Her early months revealed the tension between ambition and reality. The ship rolled heavily, her turbines ran hot, and a flash fire during trials forced hurried corrections. Yet once in service, the Imperator dazzled. Her Winter Garden, her grand dining rooms, her Ritz‑Carlton restaurant—these were floating palaces, crafted to impress both the wealthy elite and the emigrants who filled her lower decks. For fourteen months she carried thousands between Hamburg and New York, a symbol of German engineering and national pride.
Then the guns of 1914 silenced her. As war engulfed Europe, the great liner lay idle in Hamburg, her lights extinguished, her eagle staring out over a harbor suddenly emptied of commerce. She remained there for the duration, a giant without a purpose.
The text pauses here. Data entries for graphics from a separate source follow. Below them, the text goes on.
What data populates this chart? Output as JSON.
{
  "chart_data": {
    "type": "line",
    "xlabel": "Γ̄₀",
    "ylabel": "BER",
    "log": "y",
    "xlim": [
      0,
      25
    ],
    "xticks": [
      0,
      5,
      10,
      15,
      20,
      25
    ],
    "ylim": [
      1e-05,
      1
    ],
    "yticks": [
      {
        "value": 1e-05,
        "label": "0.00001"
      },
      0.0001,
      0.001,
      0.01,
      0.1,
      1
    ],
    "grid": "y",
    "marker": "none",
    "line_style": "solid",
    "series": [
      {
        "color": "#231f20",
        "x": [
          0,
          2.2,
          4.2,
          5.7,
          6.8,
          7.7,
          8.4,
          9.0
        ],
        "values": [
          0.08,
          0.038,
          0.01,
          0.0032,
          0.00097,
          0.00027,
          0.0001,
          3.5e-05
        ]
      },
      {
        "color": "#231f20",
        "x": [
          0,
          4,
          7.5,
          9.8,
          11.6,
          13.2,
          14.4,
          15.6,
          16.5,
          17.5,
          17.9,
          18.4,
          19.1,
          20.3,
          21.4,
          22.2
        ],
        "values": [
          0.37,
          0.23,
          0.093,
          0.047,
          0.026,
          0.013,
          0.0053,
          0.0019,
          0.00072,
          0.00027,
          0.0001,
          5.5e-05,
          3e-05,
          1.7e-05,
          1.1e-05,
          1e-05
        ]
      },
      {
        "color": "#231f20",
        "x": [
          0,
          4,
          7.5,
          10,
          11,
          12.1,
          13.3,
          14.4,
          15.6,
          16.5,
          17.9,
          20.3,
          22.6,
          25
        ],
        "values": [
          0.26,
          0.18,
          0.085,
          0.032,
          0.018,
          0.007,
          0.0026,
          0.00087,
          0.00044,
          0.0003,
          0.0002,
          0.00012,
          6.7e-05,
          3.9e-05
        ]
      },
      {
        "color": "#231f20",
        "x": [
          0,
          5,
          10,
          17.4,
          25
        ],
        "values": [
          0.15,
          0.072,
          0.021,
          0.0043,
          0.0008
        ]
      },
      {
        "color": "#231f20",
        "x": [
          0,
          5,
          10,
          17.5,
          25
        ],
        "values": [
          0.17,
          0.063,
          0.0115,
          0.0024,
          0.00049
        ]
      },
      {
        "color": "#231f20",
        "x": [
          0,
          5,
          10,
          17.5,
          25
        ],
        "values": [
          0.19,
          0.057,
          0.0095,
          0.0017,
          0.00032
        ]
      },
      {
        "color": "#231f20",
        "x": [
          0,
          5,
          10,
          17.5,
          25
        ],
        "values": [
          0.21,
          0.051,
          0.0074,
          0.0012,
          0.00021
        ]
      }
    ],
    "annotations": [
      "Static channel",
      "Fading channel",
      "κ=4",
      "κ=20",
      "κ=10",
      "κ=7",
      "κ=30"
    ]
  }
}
When peace came, it came with a price. Under the Treaty of Versailles, Imperator was surrendered to the United States, briefly commissioned as USS Imperator and used to bring American soldiers home from France. The ship that had once embodied German ambition now served a very different flag.
Her final transformation came when she was handed to Cunard to help replace the lost Lusitania. Renamed Berengaria, she became—ironically—a British flagship. Cunard softened her German edges, corrected her lingering stability issues, and gave her a new identity. For two decades she crossed the North Atlantic, carrying celebrities, emigrants, diplomats, and dreamers. She was never the fastest, nor the most modern, but she possessed a stately grandeur that made her beloved by many who sailed aboard her.
By the late 1930s, age and electrical troubles caught up with her. Fires, breakdowns, and mounting maintenance costs sealed her fate. Sold for scrap in 1939, she lingered through the war years before finally disappearing in 1946—dismantled piece by piece, her eagle long gone, her glory preserved only in memory and photographs.
Yet the Imperator’s legacy endures. She was the first of Germany’s great trio—followed by Vaterland and Bismarck—all of which would be claimed by the victors of war and reborn under new names. Her story is one of ambition, reinvention, and the strange afterlives of ships caught in the tides of history. A giant at birth, a survivor through upheaval, and ultimately a symbol of an era when ocean liners were the world’s most powerful expressions of national pride.